# Demo 06

In [None]:
import numpy as np
import pandas as pd

import matplotlib.pyplot as plt

## Word Frequencies

### Words in the wild

In [None]:
word_counts_df = pd.read_csv("data/norvig_count1w.txt", sep="\t", header=None)
word_counts_df = word_counts_df.rename(columns={0: "type", 1: "count"})
word_counts_df

In [None]:
ax = word_counts_df.head(100).plot(kind="bar", x='type', rot=45)
ax.set_title("Zipf’s law from Google Web Trillion Word Corpus")

plt.xticks(np.arange(0, 100, step=5))

**Question:** What do we notice about these words?

In [None]:
ax = word_counts_df.head(500).plot(kind="bar", x='type', rot=45)
ax.set_title("Zipf’s law from Google Web Trillion Word Corpus")

plt.xticks(np.arange(0, 500, step=20))

(back to slides)

## Bag of Words

Let's get the BoW for this sentence

In [None]:
nltk.FreqDist(nltk.word_tokenize("Penny bought bright blue fishes on a bright blue sunny day"))

Let's now get BoWs for each of these sentences

In [None]:
texts = [
    "Penny bought bright blue fishes.",
    "Penny bought bright blue and orange fish.",
    "The cat ate a fish at the store.",
    "Penny went to the store. Penny ate a bug. Penny saw a fish.",
    "It meowed once at the bug, it is still meowing at the bug and the fish",
    "The cat is at the fish store. The cat is orange. The cat is meowing at the fish.",
    "Penny is a fish"
]

In [None]:
[nltk.FreqDist(nltk.word_tokenize(sent)) for sent in texts]

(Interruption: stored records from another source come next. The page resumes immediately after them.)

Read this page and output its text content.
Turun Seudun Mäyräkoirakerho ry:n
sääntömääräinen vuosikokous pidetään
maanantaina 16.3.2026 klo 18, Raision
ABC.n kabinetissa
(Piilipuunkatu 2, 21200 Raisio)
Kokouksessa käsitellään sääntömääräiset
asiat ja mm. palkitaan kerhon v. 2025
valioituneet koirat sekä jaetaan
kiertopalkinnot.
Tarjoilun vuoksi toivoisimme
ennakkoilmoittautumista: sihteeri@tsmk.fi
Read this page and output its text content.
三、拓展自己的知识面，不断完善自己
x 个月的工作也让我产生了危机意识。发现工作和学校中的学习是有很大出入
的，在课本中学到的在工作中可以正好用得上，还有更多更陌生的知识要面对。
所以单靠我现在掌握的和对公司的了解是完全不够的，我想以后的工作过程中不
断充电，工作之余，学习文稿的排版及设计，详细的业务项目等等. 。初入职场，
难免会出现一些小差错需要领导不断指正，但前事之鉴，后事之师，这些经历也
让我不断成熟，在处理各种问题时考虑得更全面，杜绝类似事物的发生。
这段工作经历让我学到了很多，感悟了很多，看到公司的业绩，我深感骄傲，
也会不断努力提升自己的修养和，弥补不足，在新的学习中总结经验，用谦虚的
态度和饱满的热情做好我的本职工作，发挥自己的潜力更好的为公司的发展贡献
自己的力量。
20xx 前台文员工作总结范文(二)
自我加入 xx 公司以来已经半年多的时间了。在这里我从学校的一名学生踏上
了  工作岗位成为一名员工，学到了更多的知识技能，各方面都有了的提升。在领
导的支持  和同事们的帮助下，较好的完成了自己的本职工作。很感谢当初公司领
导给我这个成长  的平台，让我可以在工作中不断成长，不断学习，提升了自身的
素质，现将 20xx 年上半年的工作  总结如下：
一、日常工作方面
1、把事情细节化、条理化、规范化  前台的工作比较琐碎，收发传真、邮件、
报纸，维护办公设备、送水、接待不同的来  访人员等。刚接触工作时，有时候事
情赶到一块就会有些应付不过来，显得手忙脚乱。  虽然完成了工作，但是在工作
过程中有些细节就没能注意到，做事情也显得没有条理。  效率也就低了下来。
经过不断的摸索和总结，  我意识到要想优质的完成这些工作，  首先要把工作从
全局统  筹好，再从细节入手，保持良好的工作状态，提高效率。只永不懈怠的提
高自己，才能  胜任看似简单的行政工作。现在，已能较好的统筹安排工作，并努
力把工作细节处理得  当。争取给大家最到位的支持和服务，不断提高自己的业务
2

What if we want to compare them?

(back to slides)

## Document Vector

In [None]:
doc_vector = pd.Series(nltk.word_tokenize("Penny bought bright blue fishes on a bright blue sunny day."))
doc_vector.value_counts()

In [None]:
[pd.Series(nltk.word_tokenize(sent)).value_counts() for sent in texts]

## Document-Term Matrix

In [None]:
pd.DataFrame([pd.Series(nltk.word_tokenize(sent)).value_counts() for sent in texts]).T

In [None]:
pd.DataFrame([pd.Series(nltk.word_tokenize(sent)).value_counts() for sent in texts]).fillna(0)

(back to slides)

Sometimes we will transpose this matrix

In [None]:
pd.DataFrame([pd.Series(nltk.word_tokenize(sent)).value_counts() for sent in texts]).fillna(0).T



### Sklearn

In [None]:
from sklearn.feature_extraction.text import CountVectorizer
count_vectorizer = CountVectorizer()

In [None]:
matrix = count_vectorizer.fit_transform(texts)
matrix

In [None]:
matrix.toarray()

In [None]:
pd.DataFrame(matrix.toarray())

In [None]:
count_vectorizer.get_feature_names()

In [None]:
pd.DataFrame(matrix.toarray(), columns= count_vectorizer.get_feature_names())

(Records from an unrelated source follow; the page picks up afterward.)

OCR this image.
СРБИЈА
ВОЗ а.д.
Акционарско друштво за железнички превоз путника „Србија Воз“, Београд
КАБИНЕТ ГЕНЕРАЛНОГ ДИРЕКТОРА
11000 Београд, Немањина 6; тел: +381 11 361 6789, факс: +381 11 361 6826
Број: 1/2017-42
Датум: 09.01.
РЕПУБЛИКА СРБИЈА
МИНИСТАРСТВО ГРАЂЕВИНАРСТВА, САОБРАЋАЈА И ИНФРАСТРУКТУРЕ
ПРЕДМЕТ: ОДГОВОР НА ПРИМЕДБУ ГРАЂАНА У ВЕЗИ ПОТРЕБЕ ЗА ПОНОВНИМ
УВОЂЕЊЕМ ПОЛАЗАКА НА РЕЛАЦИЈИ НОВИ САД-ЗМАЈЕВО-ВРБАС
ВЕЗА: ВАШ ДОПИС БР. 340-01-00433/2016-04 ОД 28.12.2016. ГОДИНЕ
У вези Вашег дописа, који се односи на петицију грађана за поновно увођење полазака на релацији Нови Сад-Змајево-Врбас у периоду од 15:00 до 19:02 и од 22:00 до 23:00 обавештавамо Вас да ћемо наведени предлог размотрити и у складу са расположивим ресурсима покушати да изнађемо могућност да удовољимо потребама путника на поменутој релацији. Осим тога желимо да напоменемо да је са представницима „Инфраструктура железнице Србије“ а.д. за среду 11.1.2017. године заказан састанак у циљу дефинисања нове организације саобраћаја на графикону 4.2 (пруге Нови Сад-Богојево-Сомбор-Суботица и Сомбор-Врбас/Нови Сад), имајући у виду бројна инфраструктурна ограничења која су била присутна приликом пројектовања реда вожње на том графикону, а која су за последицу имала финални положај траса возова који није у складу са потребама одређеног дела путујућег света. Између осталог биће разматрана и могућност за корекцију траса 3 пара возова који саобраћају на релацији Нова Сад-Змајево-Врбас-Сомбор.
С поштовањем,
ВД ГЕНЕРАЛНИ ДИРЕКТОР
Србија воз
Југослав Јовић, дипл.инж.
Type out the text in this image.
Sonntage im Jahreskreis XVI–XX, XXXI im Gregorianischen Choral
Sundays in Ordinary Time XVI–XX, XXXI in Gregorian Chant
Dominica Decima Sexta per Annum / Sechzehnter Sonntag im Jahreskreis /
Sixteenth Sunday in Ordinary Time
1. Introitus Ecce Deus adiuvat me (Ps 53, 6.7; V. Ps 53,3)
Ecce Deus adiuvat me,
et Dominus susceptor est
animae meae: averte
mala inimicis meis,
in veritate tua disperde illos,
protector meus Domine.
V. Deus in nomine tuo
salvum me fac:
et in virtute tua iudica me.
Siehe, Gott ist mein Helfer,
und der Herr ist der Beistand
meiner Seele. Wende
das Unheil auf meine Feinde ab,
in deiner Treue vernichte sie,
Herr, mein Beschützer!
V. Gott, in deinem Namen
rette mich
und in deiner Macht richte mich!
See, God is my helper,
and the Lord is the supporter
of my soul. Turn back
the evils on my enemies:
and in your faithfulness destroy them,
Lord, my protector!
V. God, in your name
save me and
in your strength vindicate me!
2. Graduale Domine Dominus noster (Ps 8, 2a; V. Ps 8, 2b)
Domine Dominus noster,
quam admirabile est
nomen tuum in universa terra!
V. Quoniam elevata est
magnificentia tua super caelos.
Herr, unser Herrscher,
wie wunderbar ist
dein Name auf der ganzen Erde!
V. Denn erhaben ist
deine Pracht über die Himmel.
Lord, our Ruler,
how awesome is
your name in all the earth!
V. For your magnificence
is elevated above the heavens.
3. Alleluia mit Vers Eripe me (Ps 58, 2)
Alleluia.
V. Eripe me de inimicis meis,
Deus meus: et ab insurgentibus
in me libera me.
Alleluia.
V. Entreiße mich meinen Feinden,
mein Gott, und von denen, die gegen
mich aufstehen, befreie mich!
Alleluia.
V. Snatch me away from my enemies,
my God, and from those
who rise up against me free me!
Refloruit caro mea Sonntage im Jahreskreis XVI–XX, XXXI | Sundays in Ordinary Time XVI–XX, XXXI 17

I sometimes like to transpose this matrix

In [None]:
pd.DataFrame(matrix.toarray().T, index= count_vectorizer.get_feature_names())

Let's put this into a function

In [None]:
def make_matrix(corpus):
    count_vectorizer = CountVectorizer()
    matrix = count_vectorizer.fit_transform(corpus)
    return pd.DataFrame(matrix.toarray().T, index= count_vectorizer.get_feature_names())

make_matrix(texts)

### Product Reviews

In [None]:
from nltk.corpus import product_reviews_1

In [None]:
product_reviews_1.fileids()

In [None]:
canon_g3_reviews = [review.sents() for review in product_reviews_1.reviews('Canon_G3.txt')]
canon_g3_reviews[0][0:2]

In [None]:
make_matrix(canon_g3_reviews).shape

So we need to extract the text from the list of reviews

In [None]:
review_corpus = [" ".join([" ".join(sent) for sent in review]) for review in canon_g3_reviews]
f"There are {len(review_corpus)} amount of reviews."

#### Exploring corpus

Let's get a sense of these reviews. It is usually a good idea to get a sense of the corpus

**Question:** How big is the vocabulary of these reviews?

In [None]:
nltk.FreqDist(" ".join(review_corpus).split())

In [None]:
len(nltk.FreqDist(" ".join(review_corpus).split()))

**Question:** How many tokens are in the corpus?

In [None]:
sum(nltk.FreqDist(" ".join(review_corpus).split()).values())

**Question:** What is the distribution of word types in the reviews?

In [None]:
nltk.FreqDist(" ".join(review_corpus).split()).plot()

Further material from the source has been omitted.